A profissão de mensageiro telegráfico, assim como a de bombeiros, médicos, entre outros, que chegam a lidar com o cotidiano, as dificuldades, o dia-a-dia, e a vida dos cidadãos de nossa diversificada sociedade, às vezes não chega a ser muito fácil. Para aqueles que trabalham neste tipo de serviço (telegráfico), o sigilo da mensagem e profissionalismo é de fundamental importância. Todos nós certamente gostaríamos de receber somente notícias boas: uma chamada de emprego, convites de casamento, telegramas de aniversário, de natal, de ano novo, do dia das mães e dos pais, dia dos namorados, o sorteio de um carro, um prêmio ou imóvel etc. No entanto, a nossa realidade na vida nos mostra que, infelizmente, as coisas não são bem assim... 
 
Trabalhando no setor telegráfico num belo domingo ensolarado, o nobre carteiro estava, por volta das 16h30, entregando uma grande quantidade de telegramas. Ao chegar a um  determinado endereço, localizado no Bairro Alvorada, soltou o famoso grito de guerra: “COOORRREEEIOSS! COOORRRREEEIOSS!” Em pouco tempo, alguém grita de dentro da casa e pede para esperar um pouco. Põe a mão e em seguida a cabeça na janela, e, diante do nobre colega, pergunta: "pois não senhor carteiro? Em que posso ajudá-lo?" O carteiro responde ao cidadão que gostaria de saber se a senhora Maria Aparecida* morava ali e se estava em casa. Pois tinha um telegrama em mãos para lhe entregar. Imediatamente o senhor disse que sim, que a senhora morava naquele endereço. Só que naquele momento, ela não estava em casa e estaria em um bar bem próximo, tomando umas cervejas, localizado logo no final daquela rua. 
 
Para não retornar com o telegrama, e por motivo de segurança postal, preferiu entregá-lo pessoalmente ao destinatário. Ele então seguiu até o local do barzinho.
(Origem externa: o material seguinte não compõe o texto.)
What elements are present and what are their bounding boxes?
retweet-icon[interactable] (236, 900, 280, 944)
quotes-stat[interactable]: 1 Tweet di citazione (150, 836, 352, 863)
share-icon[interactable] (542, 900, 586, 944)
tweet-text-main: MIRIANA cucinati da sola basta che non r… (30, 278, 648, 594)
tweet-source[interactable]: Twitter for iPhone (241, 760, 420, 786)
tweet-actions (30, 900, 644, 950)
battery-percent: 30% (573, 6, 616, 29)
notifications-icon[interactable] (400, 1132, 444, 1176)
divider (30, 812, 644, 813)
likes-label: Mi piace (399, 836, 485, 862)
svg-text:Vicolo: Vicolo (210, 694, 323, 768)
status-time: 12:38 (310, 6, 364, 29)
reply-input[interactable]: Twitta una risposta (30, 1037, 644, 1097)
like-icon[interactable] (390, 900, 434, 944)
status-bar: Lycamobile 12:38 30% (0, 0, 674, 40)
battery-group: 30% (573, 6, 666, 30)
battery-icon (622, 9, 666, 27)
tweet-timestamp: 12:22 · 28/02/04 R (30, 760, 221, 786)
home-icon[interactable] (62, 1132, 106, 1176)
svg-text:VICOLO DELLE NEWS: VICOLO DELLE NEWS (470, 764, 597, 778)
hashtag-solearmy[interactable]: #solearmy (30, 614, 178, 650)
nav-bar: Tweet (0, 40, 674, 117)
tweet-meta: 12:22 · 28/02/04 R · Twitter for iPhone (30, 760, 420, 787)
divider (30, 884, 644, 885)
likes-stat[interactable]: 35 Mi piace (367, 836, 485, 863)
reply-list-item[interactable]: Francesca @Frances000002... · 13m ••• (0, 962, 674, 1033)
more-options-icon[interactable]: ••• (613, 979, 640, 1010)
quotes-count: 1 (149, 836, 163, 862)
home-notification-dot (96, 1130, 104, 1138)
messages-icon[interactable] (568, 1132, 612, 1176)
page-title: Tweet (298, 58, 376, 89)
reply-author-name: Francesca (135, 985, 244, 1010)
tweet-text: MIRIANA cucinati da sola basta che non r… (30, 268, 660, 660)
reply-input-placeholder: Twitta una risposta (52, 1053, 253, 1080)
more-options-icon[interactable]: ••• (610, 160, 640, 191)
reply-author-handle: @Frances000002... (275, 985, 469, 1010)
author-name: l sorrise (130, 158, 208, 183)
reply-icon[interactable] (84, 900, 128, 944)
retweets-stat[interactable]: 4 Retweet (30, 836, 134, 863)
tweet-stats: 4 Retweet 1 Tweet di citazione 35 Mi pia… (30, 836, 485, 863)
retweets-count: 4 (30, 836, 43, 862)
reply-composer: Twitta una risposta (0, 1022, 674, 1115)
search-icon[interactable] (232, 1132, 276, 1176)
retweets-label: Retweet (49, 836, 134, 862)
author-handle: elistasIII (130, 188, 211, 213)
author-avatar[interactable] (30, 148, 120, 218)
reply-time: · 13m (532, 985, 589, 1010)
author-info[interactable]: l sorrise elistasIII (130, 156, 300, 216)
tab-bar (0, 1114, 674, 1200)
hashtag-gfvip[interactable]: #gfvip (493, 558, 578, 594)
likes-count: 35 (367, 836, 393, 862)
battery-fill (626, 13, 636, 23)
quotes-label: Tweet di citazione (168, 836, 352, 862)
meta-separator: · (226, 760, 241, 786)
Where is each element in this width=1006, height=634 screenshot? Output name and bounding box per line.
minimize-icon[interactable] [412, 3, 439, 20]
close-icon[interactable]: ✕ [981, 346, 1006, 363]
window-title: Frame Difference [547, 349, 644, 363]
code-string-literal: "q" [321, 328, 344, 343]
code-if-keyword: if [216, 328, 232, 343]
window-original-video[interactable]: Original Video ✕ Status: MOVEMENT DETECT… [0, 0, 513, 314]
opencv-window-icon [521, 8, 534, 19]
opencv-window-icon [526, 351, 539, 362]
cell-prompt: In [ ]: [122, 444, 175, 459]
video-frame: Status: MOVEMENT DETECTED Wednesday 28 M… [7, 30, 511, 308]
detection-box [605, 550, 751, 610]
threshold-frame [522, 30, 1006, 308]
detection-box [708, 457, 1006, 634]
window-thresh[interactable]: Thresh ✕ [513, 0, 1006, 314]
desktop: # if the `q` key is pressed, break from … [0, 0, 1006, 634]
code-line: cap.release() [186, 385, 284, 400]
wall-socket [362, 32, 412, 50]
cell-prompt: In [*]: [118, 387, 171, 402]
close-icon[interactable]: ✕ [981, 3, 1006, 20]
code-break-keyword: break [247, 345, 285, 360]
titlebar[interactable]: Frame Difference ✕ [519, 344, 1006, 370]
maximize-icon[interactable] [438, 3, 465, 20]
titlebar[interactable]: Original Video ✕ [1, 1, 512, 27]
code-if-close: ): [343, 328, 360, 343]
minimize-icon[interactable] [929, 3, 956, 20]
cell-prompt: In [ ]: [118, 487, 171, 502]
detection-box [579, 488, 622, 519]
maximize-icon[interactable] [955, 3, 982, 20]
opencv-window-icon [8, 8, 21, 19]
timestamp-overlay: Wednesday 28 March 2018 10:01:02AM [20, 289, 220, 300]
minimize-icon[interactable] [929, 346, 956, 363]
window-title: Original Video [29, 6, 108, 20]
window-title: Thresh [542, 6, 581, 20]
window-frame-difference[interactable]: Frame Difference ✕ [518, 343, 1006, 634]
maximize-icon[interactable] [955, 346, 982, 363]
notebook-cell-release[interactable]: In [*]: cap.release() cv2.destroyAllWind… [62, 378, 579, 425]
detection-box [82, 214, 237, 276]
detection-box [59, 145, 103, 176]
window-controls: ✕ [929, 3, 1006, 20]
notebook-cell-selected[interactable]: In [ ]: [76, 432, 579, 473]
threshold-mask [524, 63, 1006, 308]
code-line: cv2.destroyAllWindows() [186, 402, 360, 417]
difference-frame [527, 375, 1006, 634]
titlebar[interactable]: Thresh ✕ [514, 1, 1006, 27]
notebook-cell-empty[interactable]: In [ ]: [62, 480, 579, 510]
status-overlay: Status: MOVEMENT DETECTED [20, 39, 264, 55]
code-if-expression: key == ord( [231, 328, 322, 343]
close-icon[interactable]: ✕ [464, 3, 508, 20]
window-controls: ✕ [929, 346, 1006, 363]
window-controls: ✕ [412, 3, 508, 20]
Chegando lá, havia várias pessoas conversando, bebendo, se divertindo... Ao se aproximar do bar, e por ser benquisto na área, as pessoas logo lhe perguntavam: “E aí, amigo carteiro!? Telegrama para mim!? Ou para o meu amigo aqui? Já sei! Acertei na loteria! Melhor ainda, tem dinheiro para eu receber?” Se for coisa boa pode deixar que eu assino, disse outro cidadão que, juntamente com os demais, estavam se divertindo. 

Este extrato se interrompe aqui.